Data Science & Data Scientist
With the advancement in technology, we happen to see new roles emerge. As more advancements are coming and with the passage of time, we happen to have more data to manage, analyze and make most use out of it. Hence the role ‘data scientist’ has emerged. The data scientist role has been nominated as the best role for 2016 in US (https://www.glassdoor.com/List/Best-Jobs-in-America-LST_KQ0,20.htm )
The name itself provides some insight of what this role is about. Science is about studying something in a systematic way, data is used to produce information and knowledge. Hence the role is about studying data in a systematic way, hence producing valuable information to be used by the concerned organization.
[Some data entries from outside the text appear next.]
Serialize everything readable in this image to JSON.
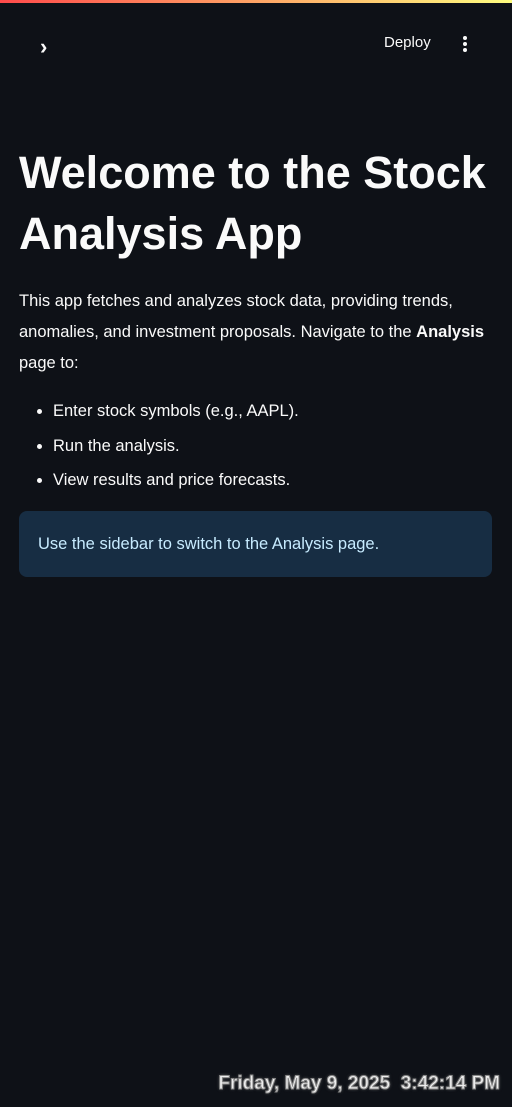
{
  "header": {
    "deploy_label": "Deploy",
    "expand_icon": "chevron-right-icon",
    "menu_icon": "more-vertical-icon"
  },
  "main": {
    "title": "Welcome to the Stock Analysis App",
    "intro_text": "This app fetches and analyzes stock data, providing trends, anomalies, and investment proposals. Navigate to the ",
    "intro_bold": "Analysis",
    "intro_end": " page to:",
    "bullets": [
      "Enter stock symbols (e.g., AAPL).",
      "Run the analysis.",
      "View results and price forecasts."
    ],
    "info": "Use the sidebar to switch to the Analysis page."
  },
  "overlay": {
    "clock": "Friday, May 9, 2025  3:42:14 PM"
  },
  "colors": {
    "background": "#0e1117",
    "info_bg": "#172d43",
    "info_text": "#c7ebff"
  }
}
As this role is still in its infancy to draw a boundary what is exactly expected out of this role. We may say this role revolves around extracting knowledge from the ocean of data. The digital footprint is expanding exponentially. Each and every act we do creates a bunch of data, which can be used for sales, marketing, analysis, prediction just to name a few. By utilizing the skills, data modelling and statistical analysis, data scientist should now only analyze the old data but to predict future plans and patterns on its basis.
Some of the skills data scientist should have are but not limited to:
- Analyzing data with mathematical approach. This will involve utilizing skills like data mining, statistics and/or machine learning.
- Have a strong computer science background with the inclination towards algorithm and working knowledge of API’s like Hadoop.
- It would be best to have statistical knowledge and knowing a tool which applies statistical principals would be great along with the database languages like SQL.
In an organization that support evolution, this could rather be a very good experience. The data scientist could be working with analyzing data using techniques like Excel pivot tables or some other third party tools. Or to look at google analytics to take out some hidden information for strategists. Nevertheless data scientist position is challenging, joyful & ever evolving.
Briefly, the data scientist has to perform these activities very frequently:
- Data Analysis
- Data Warehousing
- Data Visualization
- Data Wrangling or Data Munging or Data Mapping: In a nutshell to work on missing data, using the domain knowledge & expertise as data scientist
- Machine Learning
All in all, this is an exciting area working with Big Data using all the techniques learned in Mathematics, Statistics, Software Engineering, Tools expertise & Domain Knowledge, the best part is to be called a ‘Data Scientist’.